Tips Covering The Recruiting Actions That Must Come To An End
In addition to adding new recruiting tools that are especially effective as the pandemic winds down. It’s also essential for hiring managers to simultaneously stop using many of the traditional recruiting approaches. This often means placing a low priority on newspaper ads, job fairs, and large job boards. Next, most hiring managers will need to lose any appearance of arrogance or any time that they reveal in front of a candidate “that they think that the applicant is lucky to even get this job opportunity.” And finally, have the hiring team help to design a white glove hiring process that maximizes and then measures the candidate experience.
Once your managers realize that almost every restaurant and restaurant chain are now struggling to attract enough applicants.
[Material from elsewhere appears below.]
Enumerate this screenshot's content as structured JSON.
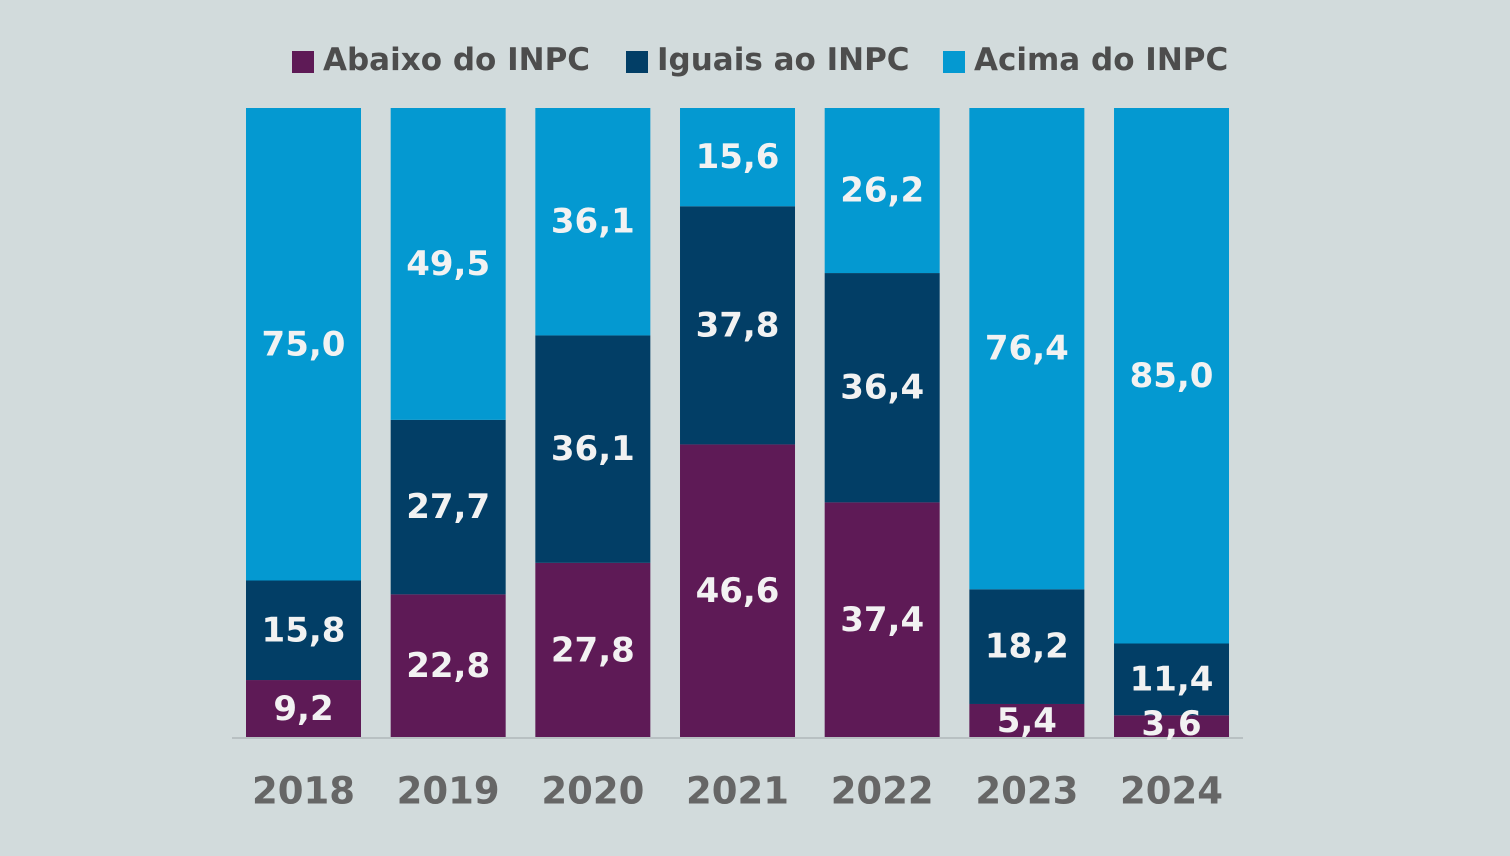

Because the recruiting tools that we all use are either completely outdated, overused or they are so dull that they can’t attract during this shortage of restaurant talent. Instead, what we need to do is to borrow “new to us recruiting tools” and selling approaches from other industries that have been proven with data to work especially well in our current environment. As a result, I hope you find that the provided list of my unique recruiting tools to be viable additions to your recruiting toolkit. And that you find the courage to implement at least a few of them.